While attempting to use ftp to retrieve a file from a remote server (running SCO Unix 5.0.2), it eventually returns a timeout error with the following message - netin: connection reset by peer.

I can't find any reference to this error. Has anyone encountered it before, or know what causes it?

The peer sent a reset packet. This might happen if it rebooted. Once it comes back up it won't remember the connection. So when your box tries to continue the conversation, the remote box just aborts the connection.

Another cause that I have have seen is when some other box takes the same ip address. You can test that by shutting down the remote sever and trying trying to ping it.

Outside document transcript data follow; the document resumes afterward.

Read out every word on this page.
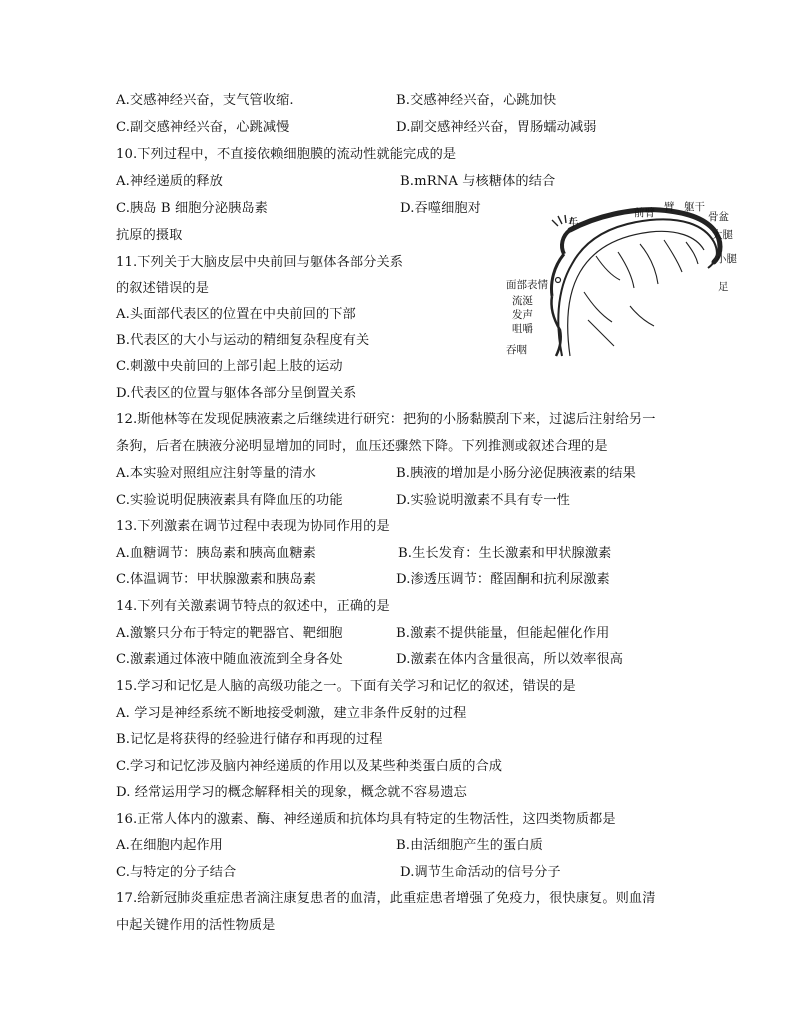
A.交感神经兴奋，支气管收缩.	B.交感神经兴奋，心跳加快
C.副交感神经兴奋，心跳减慢	D.副交感神经兴奋，胃肠蠕动减弱
10.下列过程中，不直接依赖细胞膜的流动性就能完成的是
A.神经递质的释放	B.mRNA 与核糖体的结合
C.胰岛 B 细胞分泌胰岛素	D.吞噬细胞对
抗原的摄取
11.下列关于大脑皮层中央前回与躯体各部分关系
的叙述错误的是
A.头面部代表区的位置在中央前回的下部
B.代表区的大小与运动的精细复杂程度有关
C.刺激中央前回的上部引起上肢的运动
D.代表区的位置与躯体各部分呈倒置关系
手
前臂 臂 躯干
骨盆
大腿
小腿
足
面部表情
流涎
发声
咀嚼
吞咽
12.斯他林等在发现促胰液素之后继续进行研究：把狗的小肠黏膜刮下来，过滤后注射给另一
条狗，后者在胰液分泌明显增加的同时，血压还骤然下降。下列推测或叙述合理的是
A.本实验对照组应注射等量的清水	B.胰液的增加是小肠分泌促胰液素的结果
C.实验说明促胰液素具有降血压的功能	D.实验说明激素不具有专一性
13.下列激素在调节过程中表现为协同作用的是
A.血糖调节：胰岛素和胰高血糖素	B.生长发育：生长激素和甲状腺激素
C.体温调节：甲状腺激素和胰岛素	D.渗透压调节：醛固酮和抗利尿激素
14.下列有关激素调节特点的叙述中，正确的是
A.激繁只分布于特定的靶器官、靶细胞	B.激素不提供能量，但能起催化作用
C.激素通过体液中随血液流到全身各处	D.激素在体内含量很高，所以效率很高
15.学习和记忆是人脑的高级功能之一。下面有关学习和记忆的叙述，错误的是
A. 学习是神经系统不断地接受刺激，建立非条件反射的过程
B.记忆是将获得的经验进行储存和再现的过程
C.学习和记忆涉及脑内神经递质的作用以及某些种类蛋白质的合成
D. 经常运用学习的概念解释相关的现象，概念就不容易遗忘
16.正常人体内的激素、酶、神经递质和抗体均具有特定的生物活性，这四类物质都是
A.在细胞内起作用	B.由活细胞产生的蛋白质
C.与特定的分子结合	D.调节生命活动的信号分子
17.给新冠肺炎重症患者滴注康复患者的血清，此重症患者增强了免疫力，很快康复。则血清
中起关键作用的活性物质是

Perderado, your thoughts on my problem make sense, but when tested, were not the cause.

Both servers stayed up during the ftp process, as verified with the who -b command. I then had the remote site power down their server and attempted to ping their IP address, no success - as should be the case.

I know this is outside the scope of Unix, but could it be a timing issue with their router / ISP / phone lines?

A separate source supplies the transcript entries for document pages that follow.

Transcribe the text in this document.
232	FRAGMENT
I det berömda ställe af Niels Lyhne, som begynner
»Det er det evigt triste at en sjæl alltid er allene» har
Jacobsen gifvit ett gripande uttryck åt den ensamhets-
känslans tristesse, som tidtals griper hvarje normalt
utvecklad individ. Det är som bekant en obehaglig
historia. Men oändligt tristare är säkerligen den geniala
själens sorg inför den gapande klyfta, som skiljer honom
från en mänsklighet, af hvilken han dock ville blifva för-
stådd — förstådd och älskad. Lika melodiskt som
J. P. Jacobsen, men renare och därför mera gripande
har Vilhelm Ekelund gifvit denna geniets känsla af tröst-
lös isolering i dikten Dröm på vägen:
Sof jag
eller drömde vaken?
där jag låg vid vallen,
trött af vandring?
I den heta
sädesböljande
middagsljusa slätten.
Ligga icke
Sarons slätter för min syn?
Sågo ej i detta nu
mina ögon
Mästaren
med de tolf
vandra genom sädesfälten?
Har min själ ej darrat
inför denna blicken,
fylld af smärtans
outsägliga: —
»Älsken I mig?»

It is possible for an application program to abort a coonection. It must set the SO_LINGER bit on and set the linger time to zero, then close(2) (as opposed to shutdown(2)) the socket. Actually, an explicit close call is not required, the automatic close that occurs when the process exits will do. And the process can exit either due to an explicit exit(2) or the default action of an uncaught signal.

Putting that all together, some programmers turn on SO_LINGER after establishing the connection. Then if the program aborts, so does the socket. This gives the remote end a clue that something went very wrong.

You can see if the ftpd on the remote system behaves this way. Establish a connection, and then have the remote sysadmin "kill -9" the appropriate instance of ftpd. If you get the "reset by peer" message, then this is a possibility. There may be a bug on the remote ftpd which is causing it to abort.

There could also be a bug in the remote kernel which is causing the abort.

Since this seems to be a WAN issue you need to examine your network topology. It is very likely that your peer in this case in not the remote system. It could be a firewall, for instance. In fact, you could have two firewalls and a proxy server daisy chained betwen you and the remote ftp server. If so, the abort could be coming from any of them.